I garden in Toronto, at the house we’ve lived in for 38 years, with a front yard devoted completely to pollinator plants. I also have meadows and naturalistic beds at a cottage we built 20 years ago on Lake Muskoka north of Toronto. Orange-flowered butterfly milkweed (Asclepias tuberosa) and light-pink wild beebalm (Monarda fistulosa) — two beautiful, native, prairie perennials — are champion pollinator plants in my meadows, and I never tire of watching them bring insect life into the garden.

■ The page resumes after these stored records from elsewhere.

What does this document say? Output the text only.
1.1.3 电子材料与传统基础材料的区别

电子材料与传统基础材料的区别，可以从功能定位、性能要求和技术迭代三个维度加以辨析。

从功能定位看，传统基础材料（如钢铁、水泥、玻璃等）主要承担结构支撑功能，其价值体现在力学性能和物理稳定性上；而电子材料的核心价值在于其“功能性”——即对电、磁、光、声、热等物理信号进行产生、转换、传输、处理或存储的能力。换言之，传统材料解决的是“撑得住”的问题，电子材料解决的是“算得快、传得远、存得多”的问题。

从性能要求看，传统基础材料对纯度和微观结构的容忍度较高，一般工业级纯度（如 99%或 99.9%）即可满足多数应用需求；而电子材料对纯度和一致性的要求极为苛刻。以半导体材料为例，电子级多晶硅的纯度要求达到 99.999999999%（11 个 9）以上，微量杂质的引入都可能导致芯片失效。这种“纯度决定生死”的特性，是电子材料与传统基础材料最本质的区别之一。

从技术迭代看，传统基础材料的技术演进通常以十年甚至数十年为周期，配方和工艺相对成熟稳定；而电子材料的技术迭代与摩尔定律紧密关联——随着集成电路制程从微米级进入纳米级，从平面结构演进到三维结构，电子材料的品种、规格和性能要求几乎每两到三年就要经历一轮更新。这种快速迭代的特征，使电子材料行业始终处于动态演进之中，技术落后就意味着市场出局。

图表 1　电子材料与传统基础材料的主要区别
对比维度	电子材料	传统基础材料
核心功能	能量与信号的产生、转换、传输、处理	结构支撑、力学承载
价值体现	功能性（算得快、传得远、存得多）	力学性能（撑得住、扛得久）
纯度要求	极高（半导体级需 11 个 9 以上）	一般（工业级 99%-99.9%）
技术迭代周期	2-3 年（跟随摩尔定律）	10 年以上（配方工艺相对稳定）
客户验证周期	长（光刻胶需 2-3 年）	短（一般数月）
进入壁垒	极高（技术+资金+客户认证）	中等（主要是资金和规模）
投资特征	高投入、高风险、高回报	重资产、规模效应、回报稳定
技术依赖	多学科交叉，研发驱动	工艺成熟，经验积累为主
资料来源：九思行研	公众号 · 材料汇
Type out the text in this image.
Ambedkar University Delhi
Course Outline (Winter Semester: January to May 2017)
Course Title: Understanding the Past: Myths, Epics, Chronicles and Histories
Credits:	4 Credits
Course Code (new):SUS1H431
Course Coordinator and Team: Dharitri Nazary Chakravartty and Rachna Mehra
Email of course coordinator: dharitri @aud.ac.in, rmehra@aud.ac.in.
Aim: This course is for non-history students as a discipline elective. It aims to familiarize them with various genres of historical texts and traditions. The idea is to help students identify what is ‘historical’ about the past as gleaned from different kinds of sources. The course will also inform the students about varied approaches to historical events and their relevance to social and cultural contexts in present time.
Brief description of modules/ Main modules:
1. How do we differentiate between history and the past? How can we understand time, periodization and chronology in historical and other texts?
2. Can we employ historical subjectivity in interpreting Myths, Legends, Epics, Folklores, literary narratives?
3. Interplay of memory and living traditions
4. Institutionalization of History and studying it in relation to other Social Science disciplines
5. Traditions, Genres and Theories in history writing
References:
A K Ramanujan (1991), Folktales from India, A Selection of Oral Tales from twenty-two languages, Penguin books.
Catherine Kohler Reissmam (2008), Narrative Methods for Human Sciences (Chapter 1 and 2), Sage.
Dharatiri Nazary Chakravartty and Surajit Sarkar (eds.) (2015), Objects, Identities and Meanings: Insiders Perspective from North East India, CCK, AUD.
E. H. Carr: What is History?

I’ve been a freelance garden writer for 33 years, including 8 years writing weekly gardening columns for two of Canada’s biggest newspapers. I’m also a photographer with a stock photo library on SmugMug devoted to plants of all kinds as well as bees, butterflies, and birds. Early in my career, I focused principally on the ‘how-to’ of gardening: how to grow tomatoes, use focal points, make a pond (I even wrote a book on water gardening), deal with drought, etc. But gradually I absorbed enough ecology to realize that gardening shouldn’t just be about aesthetics and what we gardeners need. It should also be about how we can give back to nature by planting in a way that benefits other creatures.
I’ve visited so many gardens it’s difficult to cite a favourite. I’ve spent the most time chronicling Toronto Botanical Garden, our local 4-acre jewel. In fact, the seasonal photo galleries on their website are my own images. But for sheer creativity, I love Chanticleer Garden in Wayne, Pennsylvania.
Photographs courtesy of Janet Davis.